Lecture 25

Qi Wang, Department of Statistics

Oct 22, 2018

At a high school track and field tournament, Mark’s high jumps vary evenly from 1.8 meters to 2.15 meters, while Dan’s high jumps vary evenly from 1.75 to 2.3 meters.

- Let M be the length of one of Mark’s high jumps. What are the distribution and parameter(s) of M?
- What is that the probability that Mark jumps between 1.88 and 2.05 meters?
- Which jumper’s jumps has the smaller standard deviation?
- What is the probability that one of Dan’s high jumps is exactly 2.0 meters?
- What length cuts off the highest 25% of Dan’s high jumps?

**The definition of $X$**: The waiting time until the first success**Support:**$X \in [0, +\infty)$ or $X \ge 0$**Parameter:**$\mu$, the average amount of time for one success**PDF:**$f_X(x) = \frac{1}{\mu} e^{-\frac{x}{\mu}}$, for $ x \ge 0$**CDF:**\[ F_X(x)= P(X \le x) = \left\{ \begin{array}{ll} 0, x < 0\\ 1 - e^{-\frac{x}{\mu}}, x \ge 0 \end{array} \right. \]**Expected Value:**$E[X] = \mu$**Variance:**$Var(X) = \mu^2$**Notation:**$X \sim Exp(\mu)$ or $X \sim Exponential(\mu)$

If $X \sim Exp(\mu)$

- Tail Probability formula: $P(X > x) = e^{-\frac{x}{\mu}}$
- Memoryless Property: $P(X > s + t| X > s) = P(X > t)$

It is your birthday and you are waiting for someone to write you a birthday message on Facebook. On average (on your birthday) you receive a facebook message every 10 minutes. Assume that birthday messages arrive independently.

- What is the probability the next posting takes 15 minutes or longer to appear? What distribution, parameter(s) and support are you using?
- What is the standard deviation of the time between birthday postings?
- What is the probability that it takes 12.5 minutes for the next birthday posting?
- Suppose that the most recent birthday posting was done at 1:40 pm and it is now 1:45 pm. What is the probability that you will have to wait until 1:53 pm or later for the next message?
- What is the probability that your wait time for the next three messages is less than 8 minutes?
- What is your median waiting time for birthday messages?

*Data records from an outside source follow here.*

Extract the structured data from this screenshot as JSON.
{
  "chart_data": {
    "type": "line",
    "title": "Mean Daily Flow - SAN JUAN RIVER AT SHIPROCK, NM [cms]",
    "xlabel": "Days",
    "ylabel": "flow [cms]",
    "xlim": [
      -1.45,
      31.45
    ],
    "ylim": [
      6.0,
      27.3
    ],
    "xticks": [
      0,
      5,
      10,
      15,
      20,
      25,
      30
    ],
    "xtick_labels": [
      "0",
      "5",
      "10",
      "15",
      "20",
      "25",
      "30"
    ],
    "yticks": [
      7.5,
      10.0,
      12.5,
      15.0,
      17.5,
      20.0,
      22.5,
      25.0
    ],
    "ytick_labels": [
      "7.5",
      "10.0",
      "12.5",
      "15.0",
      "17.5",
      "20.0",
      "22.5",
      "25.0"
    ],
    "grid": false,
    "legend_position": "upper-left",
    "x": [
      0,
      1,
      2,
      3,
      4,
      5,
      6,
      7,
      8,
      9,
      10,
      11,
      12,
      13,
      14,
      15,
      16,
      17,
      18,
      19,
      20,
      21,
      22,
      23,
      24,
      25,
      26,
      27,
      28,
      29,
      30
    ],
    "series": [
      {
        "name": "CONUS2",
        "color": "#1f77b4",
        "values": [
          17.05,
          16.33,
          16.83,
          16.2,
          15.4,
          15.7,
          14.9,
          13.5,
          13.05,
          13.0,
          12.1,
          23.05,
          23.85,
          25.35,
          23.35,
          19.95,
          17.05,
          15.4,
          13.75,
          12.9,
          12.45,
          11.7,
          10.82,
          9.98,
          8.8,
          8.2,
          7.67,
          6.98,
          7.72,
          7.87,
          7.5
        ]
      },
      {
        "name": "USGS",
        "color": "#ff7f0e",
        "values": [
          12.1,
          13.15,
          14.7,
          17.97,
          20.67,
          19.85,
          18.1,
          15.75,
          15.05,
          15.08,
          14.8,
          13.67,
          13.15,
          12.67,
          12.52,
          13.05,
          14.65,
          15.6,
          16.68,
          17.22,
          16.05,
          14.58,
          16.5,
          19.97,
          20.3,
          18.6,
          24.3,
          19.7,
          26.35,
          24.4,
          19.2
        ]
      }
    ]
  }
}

**The definition of $X$**: The waiting time until the first success**Support:**$X \in [0, +\infty)$ or $X \ge 0$**Parameter:**$\lambda$, the number of success per time unit, $\lambda = \frac{1}{\mu}$**PDF:**$f_X(x) = \lambda e^{- \lambda x}$, for $ x \ge 0$**CDF:**\[ F_X(x)= P(X \le x) = \left\{ \begin{array}{ll} 0, x < 0\\ 1 - e^{-\lambda x}, x \ge 0 \end{array} \right. \]**Expected Value:**$E[X] = \frac{1}{\lambda}$**Variance:**$Var(X) = \frac{1}{\lambda^2}$**Notation:**$X \sim Exp(\lambda)$ or $X \sim Exponential(\lambda)$

You are teaching your new puppy to fetch a ball and are interested in the amount of time it takes for the puppy to run, get the ball and bring it back to you after you throw it.

- Scenario 1: The average amount of time it takes is 30 seconds.
- Scenario 2: The amount of time it takes is anywhere from 10 to 45 seconds.

- What is the distribution, parameter(s) and support for Scenario 1 and Scenario 2
- For each scenario, find the probability that it takes more than 22 seconds for the puppy to fetch the ball. Less than 50 seconds??
- What is the probability that it will take the puppy less than 40 seconds to fetch the ball knowing that it took the puppy longer than 22 seconds
- Assuming independence, what is the probability that it takes the puppy less than 40 seconds to fetch each of the next 5 balls?